Parti libre de Bordeaux l'été dernier, Julien Faubert a travaillé ces derniers mois loin des projecteurs et de l'effervescence des terrains de Ligue 1. C'est en Ecosse que le Français a repris du service motivé comme jamais. Pour Foot Mercato, il évoque ses mois de galère, sa carrière atypique et ses ambitions. Entretien.

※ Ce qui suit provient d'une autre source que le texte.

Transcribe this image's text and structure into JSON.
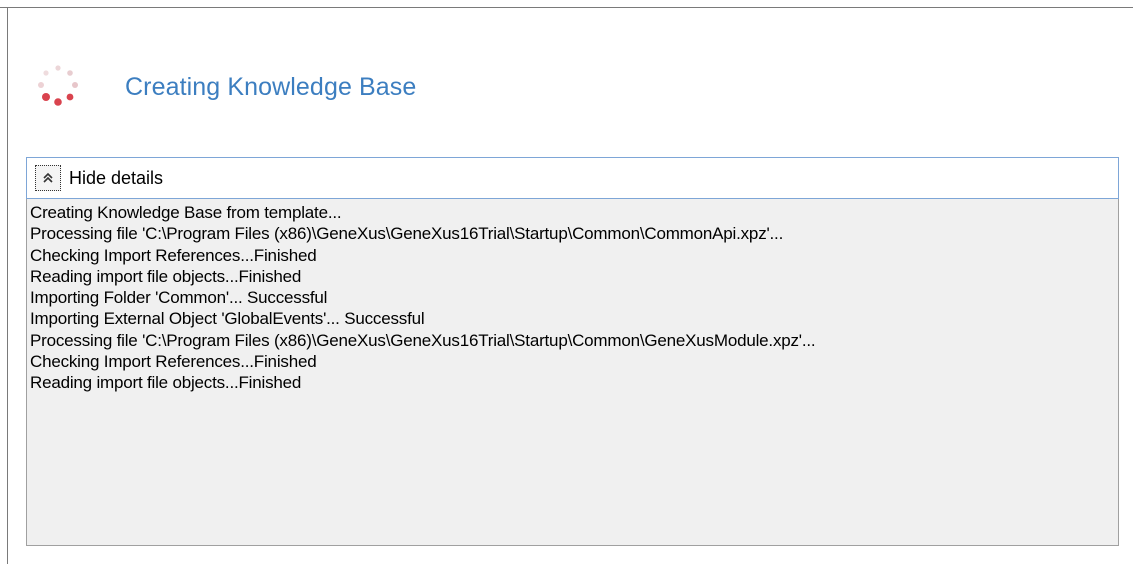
{
  "header": {
    "title": "Creating Knowledge Base"
  },
  "details": {
    "toggle_label": "Hide details",
    "log_lines": [
      "Creating Knowledge Base from template...",
      "Processing file 'C:\\Program Files (x86)\\GeneXus\\GeneXus16Trial\\Startup\\Common\\CommonApi.xpz'...",
      "Checking Import References...Finished",
      "Reading import file objects...Finished",
      "Importing Folder 'Common'... Successful",
      "Importing External Object 'GlobalEvents'... Successful",
      "Processing file 'C:\\Program Files (x86)\\GeneXus\\GeneXus16Trial\\Startup\\Common\\GeneXusModule.xpz'...",
      "Checking Import References...Finished",
      "Reading import file objects...Finished"
    ]
  },
  "icons": {
    "spinner": "loading-spinner-icon",
    "toggle": "double-chevron-up-icon"
  },
  "colors": {
    "title": "#3c7ec0",
    "spinner_active": "#d9434e",
    "spinner_inactive": "#e6c4c7",
    "log_background": "#f0f0f0",
    "header_border": "#7ea6d7"
  }
}
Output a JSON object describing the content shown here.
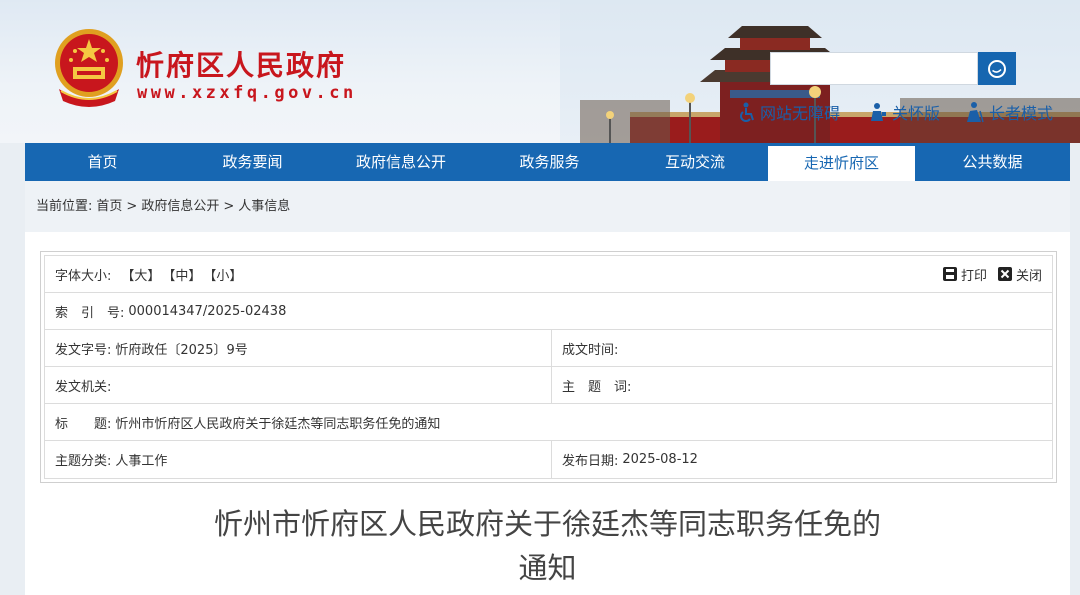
{
  "header": {
    "site_name": "忻府区人民政府",
    "site_url": "www.xzxfq.gov.cn",
    "search": {
      "placeholder": ""
    },
    "tools": [
      {
        "label": "网站无障碍",
        "icon": "accessibility-icon"
      },
      {
        "label": "关怀版",
        "icon": "care-person-icon"
      },
      {
        "label": "长者模式",
        "icon": "elder-person-icon"
      }
    ]
  },
  "nav": {
    "items": [
      {
        "label": "首页",
        "active": false
      },
      {
        "label": "政务要闻",
        "active": false
      },
      {
        "label": "政府信息公开",
        "active": false
      },
      {
        "label": "政务服务",
        "active": false
      },
      {
        "label": "互动交流",
        "active": false
      },
      {
        "label": "走进忻府区",
        "active": true
      },
      {
        "label": "公共数据",
        "active": false
      }
    ]
  },
  "breadcrumb": {
    "prefix": "当前位置:",
    "items": [
      "首页",
      "政府信息公开",
      "人事信息"
    ],
    "sep": ">"
  },
  "info": {
    "font_size_label": "字体大小:",
    "font_sizes": [
      "【大】",
      "【中】",
      "【小】"
    ],
    "print_label": "打印",
    "close_label": "关闭",
    "index_label": "索　引　号:",
    "index_value": "000014347/2025-02438",
    "doc_no_label": "发文字号:",
    "doc_no_value": "忻府政任〔2025〕9号",
    "created_label": "成文时间:",
    "created_value": "",
    "issuer_label": "发文机关:",
    "issuer_value": "",
    "keywords_label": "主　题　词:",
    "keywords_value": "",
    "title_label": "标　　题:",
    "title_value": "忻州市忻府区人民政府关于徐廷杰等同志职务任免的通知",
    "category_label": "主题分类:",
    "category_value": "人事工作",
    "pub_date_label": "发布日期:",
    "pub_date_value": "2025-08-12"
  },
  "document": {
    "title_line1": "忻州市忻府区人民政府关于徐廷杰等同志职务任免的",
    "title_line2": "通知"
  },
  "colors": {
    "brand_red": "#c8161d",
    "nav_blue": "#1767b2",
    "link_blue": "#1a5fa8"
  }
}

Julien Faubert n'est jamais là où on l'attend. À 32 ans, le Français a connu une carrière faite de transferts surprenants, mais toujours enrichissants. Ce fut le cas lors de son passage à West Ham entre 2007 et 2012 : «J'en garde des souvenirs extraordinaires, avec des supporters qui m'ont toujours soutenu. Quand je vois Dimitri Payet qui parle d'histoire d'amour avec les supporters de West Ham, je le comprends tout à fait. Ce sont des supporters fous, mais dans le bon sens. Dans un match, ils sont capables de te donner la force, les dix mètres qui te manquent. J'ai vécu une montée avec un scénario superbe à Wembley. Ça a été une histoire d'amour du début à la fin». Une histoire mise en stand-by le temps d'un passage au Real Madrid : «Malgré les railleries que j'ai pu entendre, surtout de la France, ça a été une expérience extraordinaire même si j'ai peu joué. De sentir un intérêt certain d'un club de ce niveau, on est flatté et on se dit qu'on n'est pas si mauvais que ça, même si je ne pensais pas être mauvais. Il y a peu de joueurs qui peuvent se vanter d'avoir été au Real Madrid. M'entraîner tous les jours avec des joueurs de haut niveau et d'expérience, ça m'a appris sur le métier et sur le professionnalisme. Ça a été une belle expérience au sein de l'un des deux meilleurs clubs du monde».
Dans un vestiaire madrilène peuplé de stars, Faubert ne s'est jamais senti comme un ovni : «Ça a été spécial les cinq premières minutes. Les gens se font toute une montagne, mais c'est un vestiaire comme un autre avec des gars avenants qui rigolent, blaguent. Lassana Diarra était là donc il m'a aidé. Il y avait beaucoup de Néerlandais donc on parlait anglais. J'ai vite appris l'espagnol, ça a été facile de s'intégrer». Après un retour à Londres, le Frenchy s'est envolé pour Elazigspor en Turquie. «D'un point de vue personnel et humain, ça m'a ouvert l'esprit sur différentes cultures. En Turquie, les gens vivent pour le football. C'est de la folie et j'aime ça. J'ai un caractère assez fort, c'est quelque chose qui me représente énormément. Ça reste un pays musulman et vu que c'est ma religion ça a été facile pour moi de m'adapter aux coutumes. J'en retire que du positif». Une période importante avant un retour en 2013 à Bordeaux où son contrat s'est achevé l'été dernier. Une fin qui lui laisse quelques regrets : «Mon départ s'est fait d'un commun accord. L'entraîneur, je pense, ne voulait pas me garder. Moi, je n'avais plus trop envie de travailler avec lui. Ça s'est fait comme ça. C'était une fin de cycle, une fin d'histoire qui ne s'est pas très bien terminée car je n'ai pas très bien vécu les six derniers mois. Je ne comprenais pas trop mon éviction de l'équipe de départ».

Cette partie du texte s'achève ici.